# Equilateral triangle inscribed in a circle

• Mar 18th 2008, 04:14 AM
struck
Equilateral triangle inscribed in a circle
An equilateral triangle with sides of 8cm length each, is inscribed in a circle. Calculate the diameter of the circle.

I suspect the theorem of intersecting chords may come into play here. However, I am unable to make out how. Btw, I can't use trigonometry here.

Thanks for the help!
• Mar 18th 2008, 04:32 AM
colby2152
Quote:

Originally Posted by struck
Btw, I can't use trigonometry here.

Then I cannot help you. I would use trig to disect the height of the triangle each of the three vertices, and then figure out the distance to the point in the middle.

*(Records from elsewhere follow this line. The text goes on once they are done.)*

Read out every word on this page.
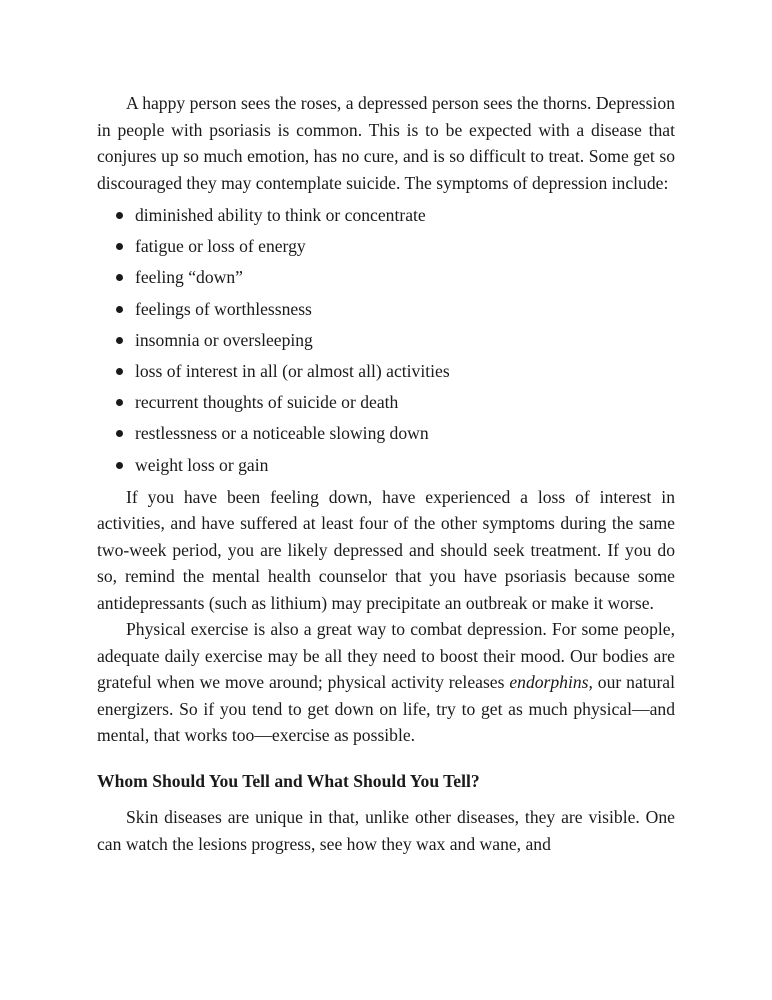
A happy person sees the roses, a depressed person sees the thorns. Depression in people with psoriasis is common. This is to be expected with a disease that conjures up so much emotion, has no cure, and is so difficult to treat. Some get so discouraged they may contemplate suicide. The symptoms of depression include:

diminished ability to think or concentrate
fatigue or loss of energy
feeling “down”
feelings of worthlessness
insomnia or oversleeping
loss of interest in all (or almost all) activities
recurrent thoughts of suicide or death
restlessness or a noticeable slowing down
weight loss or gain

If you have been feeling down, have experienced a loss of interest in activities, and have suffered at least four of the other symptoms during the same two-week period, you are likely depressed and should seek treatment. If you do so, remind the mental health counselor that you have psoriasis because some antidepressants (such as lithium) may precipitate an outbreak or make it worse.

Physical exercise is also a great way to combat depression. For some people, adequate daily exercise may be all they need to boost their mood. Our bodies are grateful when we move around; physical activity releases endorphins, our natural energizers. So if you tend to get down on life, try to get as much physical—and mental, that works too—exercise as possible.

Whom Should You Tell and What Should You Tell?

Skin diseases are unique in that, unlike other diseases, they are visible. One can watch the lesions progress, see how they wax and wane, and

I'm no pro at Geometry, but I am not sure how the Intersecting Chords Theorem will help you?
• Mar 18th 2008, 06:29 AM
Soroban
Hello, struck!

Quote:

An equilateral triangle with sides of 8cm length each,
is inscribed in a circle. Calculate the diameter of the circle.

Code:

                A               * * *           *    /|\    *         *    / | \    *       *    /  |  \    *             /  |  \ 8       *    /    |    \    *       *  /    O*  r \  *       *  /      |  *  \  *         /      |    * \       B*- - - - + - - - -*C         *      D  4  *           *          *               * * *

Equilateral $\Delta ABC\!:\;\;AB \,=\,BC\,=\,CA\,=\,8$

It is inscribed in circle $O$ with radius $r\!:\;OC \,=\,r$

In right triangle $ADC\!:\;\;AD^2 + 4^2 \:=\:8^2\quad\Rightarrow\quad AD \:=\:4\sqrt{3}$

The medians, altitudes and angle bisectors intersect at $O$,
. . the centroid, which divides the altitude in the ratio 1:2.
Hence: . $OD \:=\:\frac{1}{3}\left(4\sqrt{3}\right) \:=\:\frac{4\sqrt{3}}{3}$

In right triangle $ODC\!:\;r^2 \:=\:CD^2 + OD^2 \;=\;4^2 + \left(\frac{4\sqrt{3}}{3}\right)^2$

[Remember: they asked for the diameter.]

• Mar 18th 2008, 06:40 AM
galactus
The area of a circumscribed circle about an equilateral triangle is given by $\frac{\pi}{3}r^{2}$. Where r is a length of a side of the triangle.

In this case 8. So, we have $\frac{\pi}{3}(64)=\frac{64\pi}{3}$ as the area of the circle.

${\pi}R^{2}=\frac{64\pi}{3}$

$R=\frac{8}{\sqrt{3}}$ is the radius of the circle.

Of course, the diameter is twice that.